Non so se l’Italia è pronta o no, ma credo che il punto non sia questo: il resto del mondo è pronto da tempo, vorremo mica rimanere come al solito indietro su tutto? (ride) Già il fatto che l’hip hop sia diventato mainstream solo ora, mentre all’estero lo è da decenni, è molto indicativo. Il problema non dobbiamo porcelo noi, devono porselo gli altri: chi porta qualcosa di nuovo deve andare dritto per la propria strada, e se gli altri li capiscono bene, se no fa niente. Si può discutere di gusti e quelli sono insindacabili, ma è impossibile negare in che direzione sta andando l’hip hop in questo momento…

L’impressione, però, è che voi non vogliate andare nella stessa direzione in cui stanno andando tutti in questo momento, almeno per quanto riguarda la scena rap italiana…

Sicuramente vorremmo differenziarci da quello che è l’hip hop manistream di adesso, sì. Oggi come oggi il mercato si rivolge a un pubblico di teenager, quindi tutto è molto giovanile, colorato, divertente: noi invece, già nel look, ci differenziamo per il total black… Sappiamo che il pubblico di oggi è giovanissimo e ovviamente non lo disprezziamo, però cerchiamo di creare un’alternativa rispetto a quello che va per la maggiore, che magari possa piacere anche a un’audience più matura, e lo facciamo grazie anche al sostegno di Marracash, che negli anni ha sempre portato la sua personalissima versione dell’hip hop anche nel mainstream. Detto questo, comunque, sia chiaro che non imponiamo un suono: il suono se lo scelgono i nostri artisti, e noi cerchiamo di svilupparlo al massimo delle sue potenzialità.

Cosa ti aspetti da questo progetto?

Nella vita in generale cerco di non farmi mai troppe aspettative: per me, comunque, è già un grandissimo risultato essere arrivato fin qui e aver messo insieme questo disco. Personalmente è un grande stimolo: un produttore, in Italia, ha parecchie difficoltà se vuole vivere di musica nel 2013, visto che ormai i dischi non si vendono più. Stesso discorso anche per i rapper, volendo. Non basta più una sola hit per sistemarsi per tutta la vita, come pensa la gente: oggi, anche se un musicista sforna la hit dell’anno, non riesce a guadagnare più di 50.000 euro, che ovviamente non bastano neanche a comprare una casa. Il mito che lo si faccia per i soldi è falso. La sfida, quindi, per quanto mi riguarda, è di cercare di trarre il massimo dalla mia passione e dalla curiosità e poi, magari, strada facendo, farmi anche venire delle idee commerciali, ma non viceversa!

TAYONE

Come si articola la tua collaborazione con Roccia Music?

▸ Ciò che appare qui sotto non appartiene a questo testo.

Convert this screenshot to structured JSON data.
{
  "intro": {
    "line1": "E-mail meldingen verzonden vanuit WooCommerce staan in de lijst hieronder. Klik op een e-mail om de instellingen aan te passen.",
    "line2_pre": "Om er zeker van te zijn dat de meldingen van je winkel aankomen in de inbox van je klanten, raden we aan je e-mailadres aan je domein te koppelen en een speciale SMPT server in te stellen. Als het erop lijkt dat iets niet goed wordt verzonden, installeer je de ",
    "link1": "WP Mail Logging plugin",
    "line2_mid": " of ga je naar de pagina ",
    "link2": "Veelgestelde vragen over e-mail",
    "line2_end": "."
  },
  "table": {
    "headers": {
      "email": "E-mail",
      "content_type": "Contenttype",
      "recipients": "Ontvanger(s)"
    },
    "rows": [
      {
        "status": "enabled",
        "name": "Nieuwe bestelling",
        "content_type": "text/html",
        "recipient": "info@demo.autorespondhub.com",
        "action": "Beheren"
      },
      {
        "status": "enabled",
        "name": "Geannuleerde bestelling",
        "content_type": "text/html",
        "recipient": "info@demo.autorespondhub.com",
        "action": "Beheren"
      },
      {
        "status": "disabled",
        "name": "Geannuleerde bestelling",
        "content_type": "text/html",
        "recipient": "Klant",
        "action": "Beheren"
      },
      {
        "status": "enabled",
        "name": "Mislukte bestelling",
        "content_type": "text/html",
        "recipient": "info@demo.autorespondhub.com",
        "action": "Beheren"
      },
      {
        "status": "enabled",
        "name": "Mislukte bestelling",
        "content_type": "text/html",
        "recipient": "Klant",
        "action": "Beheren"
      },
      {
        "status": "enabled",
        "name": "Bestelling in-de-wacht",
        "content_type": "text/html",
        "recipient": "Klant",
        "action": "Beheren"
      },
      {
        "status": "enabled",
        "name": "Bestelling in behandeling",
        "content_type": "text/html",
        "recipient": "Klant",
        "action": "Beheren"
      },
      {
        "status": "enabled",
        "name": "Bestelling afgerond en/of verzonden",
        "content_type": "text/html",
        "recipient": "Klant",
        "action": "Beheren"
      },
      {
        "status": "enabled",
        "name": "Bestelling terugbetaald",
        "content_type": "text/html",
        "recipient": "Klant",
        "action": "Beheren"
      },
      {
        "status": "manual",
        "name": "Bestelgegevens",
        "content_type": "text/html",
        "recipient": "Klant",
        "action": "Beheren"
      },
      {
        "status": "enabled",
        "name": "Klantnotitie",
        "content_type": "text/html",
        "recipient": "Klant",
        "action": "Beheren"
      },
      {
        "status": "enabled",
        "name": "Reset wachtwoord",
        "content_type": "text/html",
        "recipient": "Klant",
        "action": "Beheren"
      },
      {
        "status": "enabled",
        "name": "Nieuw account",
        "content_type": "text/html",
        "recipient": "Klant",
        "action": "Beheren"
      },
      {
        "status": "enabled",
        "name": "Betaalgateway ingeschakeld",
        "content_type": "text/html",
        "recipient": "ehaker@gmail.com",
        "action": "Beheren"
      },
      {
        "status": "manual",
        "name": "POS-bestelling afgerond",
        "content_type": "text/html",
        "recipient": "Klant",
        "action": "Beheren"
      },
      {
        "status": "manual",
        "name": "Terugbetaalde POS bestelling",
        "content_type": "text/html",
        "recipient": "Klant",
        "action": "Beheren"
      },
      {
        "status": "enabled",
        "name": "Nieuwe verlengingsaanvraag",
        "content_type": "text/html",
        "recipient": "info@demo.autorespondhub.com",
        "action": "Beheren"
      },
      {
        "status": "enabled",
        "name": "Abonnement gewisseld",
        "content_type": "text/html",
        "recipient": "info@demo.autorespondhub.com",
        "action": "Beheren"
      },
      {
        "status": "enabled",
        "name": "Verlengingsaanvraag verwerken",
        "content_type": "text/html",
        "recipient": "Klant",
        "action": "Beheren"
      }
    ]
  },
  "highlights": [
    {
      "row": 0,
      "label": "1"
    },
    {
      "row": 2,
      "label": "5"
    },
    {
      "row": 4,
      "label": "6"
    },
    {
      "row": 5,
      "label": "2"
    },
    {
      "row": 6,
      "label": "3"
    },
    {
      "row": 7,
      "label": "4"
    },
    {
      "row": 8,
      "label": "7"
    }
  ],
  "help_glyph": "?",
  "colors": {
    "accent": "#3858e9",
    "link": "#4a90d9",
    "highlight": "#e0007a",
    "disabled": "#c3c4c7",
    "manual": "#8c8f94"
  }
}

Nella maniera più naturale: sono il dj di Marracash da tre anni, quindi mi sono ritrovato automaticamente a far parte di questo calderone! (ride) Già quando eravamo in tour si pensava a come strutturare la cosa: inizialmente c’era solo un rapper, Luché, poi piano piano si sono aggiunti gli altri. Per ora faccio parte della crew solo come entità dj, poi più avanti vedremo cosa succederà.

Infatti: vista la tua esperienza di produttore, ad esempio in progetti come Videomind, ci s’immagina che tu possa apportare molto più che il semplice talento di turntablist alla crew…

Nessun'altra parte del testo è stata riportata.